El Magazín Cultural

4 Feb 2020 - 9:46 p. m.

Leonardo Favio: "He visto a Cristo a diario crucificado" (Como de cuento)

Fue el amor, “Esto es el amor”, como cantó algunos años más tarde, lo que lo motivó a hacer cine, y para hacer cine, a cantar. Estaba enamorado de una actriz, o eso decía. Eso dijeron.

Fernando Araújo Vélez

Leonardo Favio en plena acción como director de cine, una de sus más grandes pasiones.  / Cortesía
Leonardo Favio en plena acción como director de cine, una de sus más grandes pasiones. / Cortesía

Y una tarde, a la salida de un ensayo, le prometió que algún día haría una película para ella. Pero pasaron el tiempo, las películas, los proyectos, las derrotas, alguna sonrisa, y aquel muchacho no lograba conseguir el dinero que necesitaba para hacer su película.  Entonces alguien le sugirió que cantara. Que con esa voz. Que con esas canciones que escribía. Que el amor, que el amor vendía, que era lo que más vendía. Él sonrió. Sonrió con ironía, con una ilusión rosa, con un poco de amargura. Luego comprendió. Y más luego aún empezó a armar su primer disco, aquel que en un tiempo estaría en todas las vidrieras de almacenes de discos de las grandes ciudades de América Latina: un cuadro medio rosa, un fondo medio negro, y él con una guitarra recostada contra una pared.

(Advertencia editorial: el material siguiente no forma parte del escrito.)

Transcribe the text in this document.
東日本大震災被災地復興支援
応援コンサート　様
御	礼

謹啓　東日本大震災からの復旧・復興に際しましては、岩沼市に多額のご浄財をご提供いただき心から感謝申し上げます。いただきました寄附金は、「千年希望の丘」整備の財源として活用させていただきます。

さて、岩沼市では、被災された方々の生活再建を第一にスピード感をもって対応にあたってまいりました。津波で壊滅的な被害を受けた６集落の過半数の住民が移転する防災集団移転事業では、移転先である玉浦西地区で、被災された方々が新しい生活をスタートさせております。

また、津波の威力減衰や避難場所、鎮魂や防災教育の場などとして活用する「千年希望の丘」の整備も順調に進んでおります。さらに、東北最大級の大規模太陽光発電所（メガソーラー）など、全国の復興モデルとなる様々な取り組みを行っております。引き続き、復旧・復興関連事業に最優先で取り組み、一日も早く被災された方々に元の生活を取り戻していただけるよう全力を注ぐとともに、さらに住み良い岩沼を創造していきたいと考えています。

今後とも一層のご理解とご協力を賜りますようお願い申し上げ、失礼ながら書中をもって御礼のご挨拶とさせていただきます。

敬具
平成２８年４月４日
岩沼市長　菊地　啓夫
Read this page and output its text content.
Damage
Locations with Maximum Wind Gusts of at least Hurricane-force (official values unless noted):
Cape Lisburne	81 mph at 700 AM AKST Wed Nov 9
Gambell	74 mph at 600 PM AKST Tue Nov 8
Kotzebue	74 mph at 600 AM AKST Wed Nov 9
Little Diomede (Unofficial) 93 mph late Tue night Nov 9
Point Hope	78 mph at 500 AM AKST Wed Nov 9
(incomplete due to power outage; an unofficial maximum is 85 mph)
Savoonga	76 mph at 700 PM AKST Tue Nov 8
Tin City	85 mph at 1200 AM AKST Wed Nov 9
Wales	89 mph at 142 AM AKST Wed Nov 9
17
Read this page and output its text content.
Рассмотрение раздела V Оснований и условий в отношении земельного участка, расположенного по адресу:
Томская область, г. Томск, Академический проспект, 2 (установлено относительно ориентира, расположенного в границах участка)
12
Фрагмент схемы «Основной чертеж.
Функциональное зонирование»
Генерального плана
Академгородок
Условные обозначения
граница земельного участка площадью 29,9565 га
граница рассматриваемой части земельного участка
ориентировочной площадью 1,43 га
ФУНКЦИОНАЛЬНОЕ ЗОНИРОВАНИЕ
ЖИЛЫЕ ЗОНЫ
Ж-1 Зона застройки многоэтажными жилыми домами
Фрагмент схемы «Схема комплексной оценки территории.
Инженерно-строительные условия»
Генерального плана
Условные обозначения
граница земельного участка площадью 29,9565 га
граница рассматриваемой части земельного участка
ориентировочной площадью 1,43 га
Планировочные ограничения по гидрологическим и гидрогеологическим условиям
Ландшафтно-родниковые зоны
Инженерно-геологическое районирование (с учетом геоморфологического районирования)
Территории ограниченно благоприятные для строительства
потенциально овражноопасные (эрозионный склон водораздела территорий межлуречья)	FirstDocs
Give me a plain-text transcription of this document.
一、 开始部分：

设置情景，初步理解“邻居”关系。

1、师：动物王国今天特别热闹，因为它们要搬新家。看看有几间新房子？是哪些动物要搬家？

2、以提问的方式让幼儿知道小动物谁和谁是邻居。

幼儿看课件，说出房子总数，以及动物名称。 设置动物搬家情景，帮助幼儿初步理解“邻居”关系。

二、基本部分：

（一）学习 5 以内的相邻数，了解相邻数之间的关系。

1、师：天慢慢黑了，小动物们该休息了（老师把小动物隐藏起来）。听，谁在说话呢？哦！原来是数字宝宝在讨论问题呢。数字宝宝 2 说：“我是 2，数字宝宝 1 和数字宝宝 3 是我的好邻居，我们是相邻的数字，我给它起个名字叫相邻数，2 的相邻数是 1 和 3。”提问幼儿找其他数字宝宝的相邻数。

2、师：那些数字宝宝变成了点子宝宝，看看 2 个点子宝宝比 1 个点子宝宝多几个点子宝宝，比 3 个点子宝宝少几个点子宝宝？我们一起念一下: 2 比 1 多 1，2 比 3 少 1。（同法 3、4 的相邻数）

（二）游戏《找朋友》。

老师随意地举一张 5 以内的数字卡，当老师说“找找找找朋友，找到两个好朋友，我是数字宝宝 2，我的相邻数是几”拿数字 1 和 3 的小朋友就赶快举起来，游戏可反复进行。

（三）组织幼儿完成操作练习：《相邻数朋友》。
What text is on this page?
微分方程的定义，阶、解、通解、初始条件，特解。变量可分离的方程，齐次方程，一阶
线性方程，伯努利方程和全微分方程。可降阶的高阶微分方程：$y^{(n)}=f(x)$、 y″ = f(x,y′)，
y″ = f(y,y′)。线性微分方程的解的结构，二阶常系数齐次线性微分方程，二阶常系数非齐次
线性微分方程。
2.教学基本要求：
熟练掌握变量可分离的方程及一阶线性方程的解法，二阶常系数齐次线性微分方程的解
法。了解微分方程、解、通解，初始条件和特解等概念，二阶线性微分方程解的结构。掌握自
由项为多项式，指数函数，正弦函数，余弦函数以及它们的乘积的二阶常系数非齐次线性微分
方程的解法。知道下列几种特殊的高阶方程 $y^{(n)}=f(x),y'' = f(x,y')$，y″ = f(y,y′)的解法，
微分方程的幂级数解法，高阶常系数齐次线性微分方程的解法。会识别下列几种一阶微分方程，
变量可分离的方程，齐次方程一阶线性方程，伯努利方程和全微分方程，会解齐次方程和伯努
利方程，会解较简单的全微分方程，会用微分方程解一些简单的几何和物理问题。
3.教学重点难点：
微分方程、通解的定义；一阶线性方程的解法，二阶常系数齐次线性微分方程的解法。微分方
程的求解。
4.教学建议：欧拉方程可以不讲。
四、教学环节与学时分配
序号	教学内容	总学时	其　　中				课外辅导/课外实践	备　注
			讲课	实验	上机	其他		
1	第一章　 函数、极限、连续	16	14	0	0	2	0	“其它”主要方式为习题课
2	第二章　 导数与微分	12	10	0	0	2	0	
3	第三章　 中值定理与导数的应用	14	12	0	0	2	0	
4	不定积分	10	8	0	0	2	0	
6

Leonardo Favio, decía en la parte de arriba. Fuiste mía un verano, en la de abajo. Con los meses, aquellas cuatro palabras del título se convirtieron en un estribillo que se repetía una y otra vez entre los adolescentes de finales de los 60, y salía casi que a borbotones de las viejas radios portátiles. “Hoy la vi pasar, por casualidad. Yo estaba en el bar, me miró al pasar. Yo le sonreí, y le quise hablar, me pidió que no, que otra vez será, que otra vez será...”, cantaba la gente sobre la voz de aquel muchacho que, decían, dijeron, había vivido su niñez en un conventillo de Buenos Aires y había aprendido allí sobre lo duro y lo honesto, sobre lo leal y lo criminal de la ciudad. Sobre lo justo y lo injusto. Aprendió a robar, o por lo menos, hizo parte de alguna pandilla, como la de Silvio Astier, El club de los caballeros de la medianoche,   en El juguete rabioso de Roberto Arlt. Fue personaje de Arlt.